> > 2) If you imagine the mind as a landscape of peaks and valleys and mutations
> > occuring which randomly move the replicators around the landscape, can you
> > see how it is impossible to get stuck in a local optimum? Mutations are
> > random, they don't seek out global or local optima, they just move their
> > replicators around randomly.
> Easy!
> Local maxima: points where the gradient of the evaluation function for
> relative survival is 0, and all local orthonormal frames have the
> survival function decreasing on all basis vectors. [This is a fancy way
> of saying 'locally optimal solutions that Natural selection ends up at'.]
>
> If the mutations don't go far enough, they will wipe before finding any
> nearby [improved] local maximum.
Evolution is sneakier (is that a word?) than this. It'll mutate the
replicators and throw a new beast at the problem. If that doesn't work
it'll try again with another beast, and another, and another.

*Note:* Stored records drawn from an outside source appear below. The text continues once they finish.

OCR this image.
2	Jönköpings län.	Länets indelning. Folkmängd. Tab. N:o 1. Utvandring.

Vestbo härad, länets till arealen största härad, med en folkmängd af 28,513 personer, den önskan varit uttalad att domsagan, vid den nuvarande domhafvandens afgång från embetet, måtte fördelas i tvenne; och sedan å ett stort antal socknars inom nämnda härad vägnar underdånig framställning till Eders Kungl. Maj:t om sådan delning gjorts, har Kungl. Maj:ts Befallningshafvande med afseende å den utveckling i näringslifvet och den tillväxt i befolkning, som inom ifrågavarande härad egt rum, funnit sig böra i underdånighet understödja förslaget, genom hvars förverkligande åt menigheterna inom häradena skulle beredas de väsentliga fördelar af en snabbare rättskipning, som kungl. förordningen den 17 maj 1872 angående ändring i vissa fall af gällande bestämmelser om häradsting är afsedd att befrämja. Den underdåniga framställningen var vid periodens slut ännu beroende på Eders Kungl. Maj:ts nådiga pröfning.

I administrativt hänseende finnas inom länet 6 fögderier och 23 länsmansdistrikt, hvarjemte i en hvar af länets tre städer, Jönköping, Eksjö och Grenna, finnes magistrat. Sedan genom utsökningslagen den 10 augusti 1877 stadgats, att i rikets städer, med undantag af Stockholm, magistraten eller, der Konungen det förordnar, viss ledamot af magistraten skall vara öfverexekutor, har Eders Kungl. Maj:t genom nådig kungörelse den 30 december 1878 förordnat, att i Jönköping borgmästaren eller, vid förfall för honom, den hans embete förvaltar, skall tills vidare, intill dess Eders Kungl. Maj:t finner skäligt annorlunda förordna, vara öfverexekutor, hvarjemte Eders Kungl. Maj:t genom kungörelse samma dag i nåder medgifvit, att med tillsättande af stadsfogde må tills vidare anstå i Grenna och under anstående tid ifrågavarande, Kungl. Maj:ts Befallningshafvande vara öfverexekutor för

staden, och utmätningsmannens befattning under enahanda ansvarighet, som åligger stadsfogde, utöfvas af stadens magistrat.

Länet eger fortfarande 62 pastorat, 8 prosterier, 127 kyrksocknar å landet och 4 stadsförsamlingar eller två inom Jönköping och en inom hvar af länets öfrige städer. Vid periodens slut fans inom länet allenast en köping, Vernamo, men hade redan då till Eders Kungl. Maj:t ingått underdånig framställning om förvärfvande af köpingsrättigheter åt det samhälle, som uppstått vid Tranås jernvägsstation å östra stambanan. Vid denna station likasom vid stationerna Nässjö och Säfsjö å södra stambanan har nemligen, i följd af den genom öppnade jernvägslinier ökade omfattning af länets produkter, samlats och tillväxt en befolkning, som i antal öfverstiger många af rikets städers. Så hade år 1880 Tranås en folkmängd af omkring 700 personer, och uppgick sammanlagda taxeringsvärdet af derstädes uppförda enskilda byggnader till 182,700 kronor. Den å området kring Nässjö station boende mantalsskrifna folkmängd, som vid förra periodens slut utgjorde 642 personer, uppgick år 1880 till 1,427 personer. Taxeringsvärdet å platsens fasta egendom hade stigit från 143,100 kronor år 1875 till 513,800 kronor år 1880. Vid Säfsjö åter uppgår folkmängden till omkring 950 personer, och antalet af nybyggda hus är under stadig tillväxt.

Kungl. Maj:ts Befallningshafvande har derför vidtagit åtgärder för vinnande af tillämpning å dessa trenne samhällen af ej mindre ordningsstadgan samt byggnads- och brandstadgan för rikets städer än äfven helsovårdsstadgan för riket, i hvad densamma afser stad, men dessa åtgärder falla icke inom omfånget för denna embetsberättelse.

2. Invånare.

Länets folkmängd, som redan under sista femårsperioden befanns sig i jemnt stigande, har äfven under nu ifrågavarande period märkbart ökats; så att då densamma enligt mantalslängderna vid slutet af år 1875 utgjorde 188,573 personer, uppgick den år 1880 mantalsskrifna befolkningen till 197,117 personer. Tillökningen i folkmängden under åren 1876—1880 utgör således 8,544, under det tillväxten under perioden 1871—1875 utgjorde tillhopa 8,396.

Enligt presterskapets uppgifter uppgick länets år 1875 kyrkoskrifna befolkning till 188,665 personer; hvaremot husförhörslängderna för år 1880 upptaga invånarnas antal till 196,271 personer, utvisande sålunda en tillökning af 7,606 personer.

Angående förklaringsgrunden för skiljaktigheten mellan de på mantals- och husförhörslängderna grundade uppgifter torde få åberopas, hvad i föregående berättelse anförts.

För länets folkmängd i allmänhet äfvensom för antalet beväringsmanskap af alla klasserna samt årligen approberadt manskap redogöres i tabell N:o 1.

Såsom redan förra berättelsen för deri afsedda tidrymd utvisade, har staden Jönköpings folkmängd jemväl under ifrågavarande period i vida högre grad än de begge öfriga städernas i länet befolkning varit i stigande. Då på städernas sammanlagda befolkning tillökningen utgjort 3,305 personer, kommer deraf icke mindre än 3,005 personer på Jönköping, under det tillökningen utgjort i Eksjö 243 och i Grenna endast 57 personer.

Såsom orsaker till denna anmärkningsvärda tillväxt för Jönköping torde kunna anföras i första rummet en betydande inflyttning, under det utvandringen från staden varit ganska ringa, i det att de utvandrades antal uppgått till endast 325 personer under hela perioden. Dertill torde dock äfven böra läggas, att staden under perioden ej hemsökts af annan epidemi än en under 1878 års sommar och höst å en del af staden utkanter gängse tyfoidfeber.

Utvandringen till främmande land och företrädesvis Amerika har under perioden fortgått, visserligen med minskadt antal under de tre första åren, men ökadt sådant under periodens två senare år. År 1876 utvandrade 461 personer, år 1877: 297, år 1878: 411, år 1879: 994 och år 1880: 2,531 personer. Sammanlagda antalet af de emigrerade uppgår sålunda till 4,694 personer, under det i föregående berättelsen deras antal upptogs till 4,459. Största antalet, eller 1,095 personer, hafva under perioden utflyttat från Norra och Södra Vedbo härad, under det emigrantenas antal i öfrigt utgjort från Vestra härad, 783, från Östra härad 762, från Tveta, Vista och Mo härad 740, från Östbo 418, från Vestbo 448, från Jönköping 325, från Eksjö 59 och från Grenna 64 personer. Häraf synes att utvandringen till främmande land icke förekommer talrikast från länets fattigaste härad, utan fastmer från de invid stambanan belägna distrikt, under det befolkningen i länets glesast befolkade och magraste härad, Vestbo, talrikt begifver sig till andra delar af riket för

Here's the secret. Not all mutation cause a change in the phenotype
of the replicator. Mutations occur and the beast remains at the same
spot on the fitness landscape. But _collections_ of "useless" mutations
can combine to create a valuable mutation (See Gould on this topic).
This combination creates a big jump that no single mutation can do by
itself. Evolution can continue this process ad infinitum until it finally
gets out. Evolution never gets stuck.
Also, in the real world, the fitness landscape is not static.